LA GUERRE RUSSO-GEORGIENNE… II
La presse européenne ne cesse de consacrer articles et éditoriaux au conflit armé qui oppose les Russes aux Géorgiens à cause de l’Ossétie. Les avis divergent évidemment, mais je voudrais vous signaler un éditorial de Alexandre Adler dans Le Figaro du 16 août. L’auteur y déploie une virtuosité indubitable mais ne peut toujours pas se départir de ce ton sentencieux et supérieur qui ne sied pas vraiment à des analyses que l’on retrouve par ailleurs et sur un mode bien moins prétentieux. Ceci dit, sans animosité particulière car je connais un peu Aleixandre et l’estime grandement.
Quels sont les faits qui se dégagent avec de plus en plus de netteté depuis la fulgurante mais injuste réaction des Russes suite à l’initiative, légitime mais Ô combien malheureuse, de la direction géorgienne ?
Une fois passées les premières réactions épidermiques, on comprend mieux -sans l’excuser du tout- la violence de la réaction russe, opérée au premier chef par Vladimir Poutine. Depuis plusieurs années, on parlait du déclin de la Russie, de son effacement sur la scène internationale, de la baisse inéluctable de sa population et de sa décadence à venir. Ce sentiment de secondarisation était renforcé , aux yeux des Russes, par le grignotage constant, sournois, des USA aux marches de l’ancien empire.
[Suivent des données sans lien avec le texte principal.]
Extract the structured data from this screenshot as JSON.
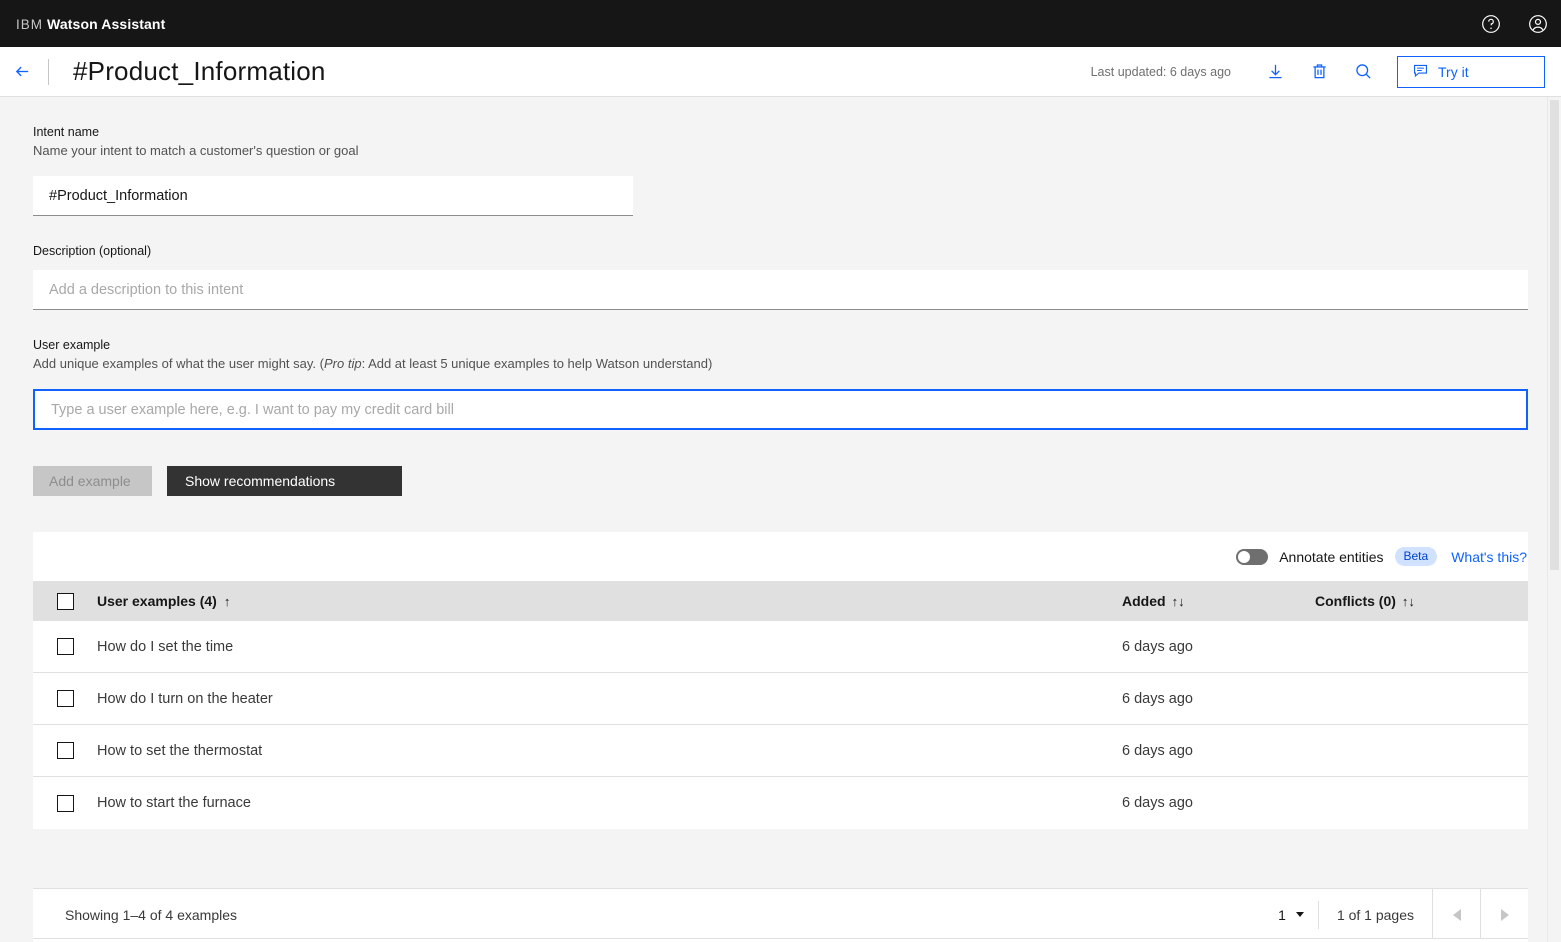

Songez que les pays de l’ancien glacis soviétique se sont tous ou presque invités dans l’Union Européenne et au sein de l’OTAN… Inacceptable pour les maîtres du Kremlin ! Songez que le président géorgien est considéré par le Kremlin comme un agent de la CIA qui modernise son armée grâce à du matériel et à des instructeurs US… Toutes ces démarches, jointes à l’invasion de l’Irak, ont donné lieu au sentiment persistant que les Russes étaient des has been et appartenaient au passé…
La goutte d’eau qui fit déborder le vase, comme l’on dit, fut le faux pas du président géorgiens qui se devait, en tout état de cause, d’intervenir mais sans penser que les USA viendraient à son secours ou lanceraient une intervention militaire contre les Russes… Ce fut l’acte de trop !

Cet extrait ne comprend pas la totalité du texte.